I was speaking to a friend earlier in the week and when explaining a project that I’m currently working on (and really excited about) I found myself saying ‘I’m not worried if it doesn’t work out. If it doesn’t I’ll just adapt it, shift it, change it and try again.’
And I paused for a second. Once upon a time I’d have never said this. If I didn’t think I could do it perfectly I wouldn’t do it. If I though I might get it wrong, make a wrong decision, or make a mistake, I’d avoid it at all costs.
My crippling fear of failure and making mistakes kept me trapped. It kept me drowning under the extreme pressure I was putting on myself to meet the unrealistic, unobtainable expectations I had.
At work I was always worried about not doing a good enough job, getting it wrong, making mistakes. And when the job was done I was worrying about what might happen when they realised I didn’t do a good enough job. I kept my passions as a ‘side hustle’ because I worried that if I went for it I’d inevitably get it wrong and fail. In my relationship I feared letting my partner down.
My fear of making a mistake was nothing to do with the mistake itself, it was what it said about me as a person. If I got it wrong I wasn’t good enough, I wasn’t capable, I wasn’t worthy. But if someone else made a mistake… well they’re only human, it’s okay, it happens. But if I make a mistake… I won’t, because I wouldn’t dare risk putting myself in that place of Shame.
When we internalise a narrative that we are never good enough we subconsciously try to prove ourselves right. So rather than acknowledging all the things we did well, we zone in on all the things that went wrong, that reaffirm our unworthiness.
And now here I am... Self-employed, trying stuff out, seeing what works and allowing what doesn’t. Taking everything as a lesson, not a failure. If I make a mistake… well at least I tried, I’m proud of myself for that.
How did I get here?
To be honest I learnt the hard way so it was a long road.
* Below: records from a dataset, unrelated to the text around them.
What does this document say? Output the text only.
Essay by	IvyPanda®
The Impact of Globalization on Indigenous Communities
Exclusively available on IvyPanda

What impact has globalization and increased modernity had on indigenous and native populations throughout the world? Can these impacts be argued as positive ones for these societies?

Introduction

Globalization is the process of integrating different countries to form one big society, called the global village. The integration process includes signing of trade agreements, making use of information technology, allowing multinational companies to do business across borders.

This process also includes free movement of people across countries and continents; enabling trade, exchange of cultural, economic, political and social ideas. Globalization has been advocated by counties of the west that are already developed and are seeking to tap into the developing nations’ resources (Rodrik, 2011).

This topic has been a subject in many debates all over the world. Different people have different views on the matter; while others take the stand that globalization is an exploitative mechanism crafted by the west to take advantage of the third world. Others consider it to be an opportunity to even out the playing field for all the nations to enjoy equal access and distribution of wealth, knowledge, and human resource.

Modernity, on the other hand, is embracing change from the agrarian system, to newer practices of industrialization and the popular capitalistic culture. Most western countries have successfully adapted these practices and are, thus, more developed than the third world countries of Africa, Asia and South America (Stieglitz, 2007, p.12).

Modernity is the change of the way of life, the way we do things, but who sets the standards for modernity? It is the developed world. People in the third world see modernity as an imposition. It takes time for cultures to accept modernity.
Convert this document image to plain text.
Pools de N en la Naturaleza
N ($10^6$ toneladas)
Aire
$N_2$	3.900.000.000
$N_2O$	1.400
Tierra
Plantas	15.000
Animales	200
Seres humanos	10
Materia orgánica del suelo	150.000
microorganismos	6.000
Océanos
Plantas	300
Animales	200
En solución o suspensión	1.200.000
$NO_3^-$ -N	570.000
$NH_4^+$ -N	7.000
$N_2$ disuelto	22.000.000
But the key things that allowed me to take the pressure off and improve my relationship with failure were:
I listened to what people where saying and let it in. When someone said I’d done a good job I’d hear it, rather than push it away because it didn’t fit my narrative.
I adjusted my expectations. If I can allow everyone else to make mistakes, why not myself?
I built a bank of evidence that it was safe to get it wrong sometimes. When I realised I could handle the consequences, and that the consequences where nowhere near as catastrophic as I’d let myself believe my confidence grew and the pressure lessened. I also realised I didn’t get it wrong half as much as I expected.
But it actually all started when I read this:
It is not the critic who counts;
not the man who points out how the strong man stumbles,
or where the doer of deeds could have done them better.
The credit belongs to the man who is actually in the arena,
whose face is marred by dust and sweat and blood;
who strives valiantly; who errs, who comes short again and again,
because there is no effort without error and shortcoming;
but who does actually strive to do the deeds;
who knows great enthusiasms, the great devotions;
who spends himself in a worthy cause;
who at the best knows in the end the triumph of high achievement,
and who at the worst, if he fails, at least fails while daring greatly,
so that his place shall never be with those cold and timid souls who neither know victory nor defeat.
This speech by Thodore Roosevelt is the basis of Brene Brown’s book Daring Greatly. The book that quite frankly changed the course of my life.
So I invite you to join me in Daring Greatly, and maybe getting it wrong occasionally.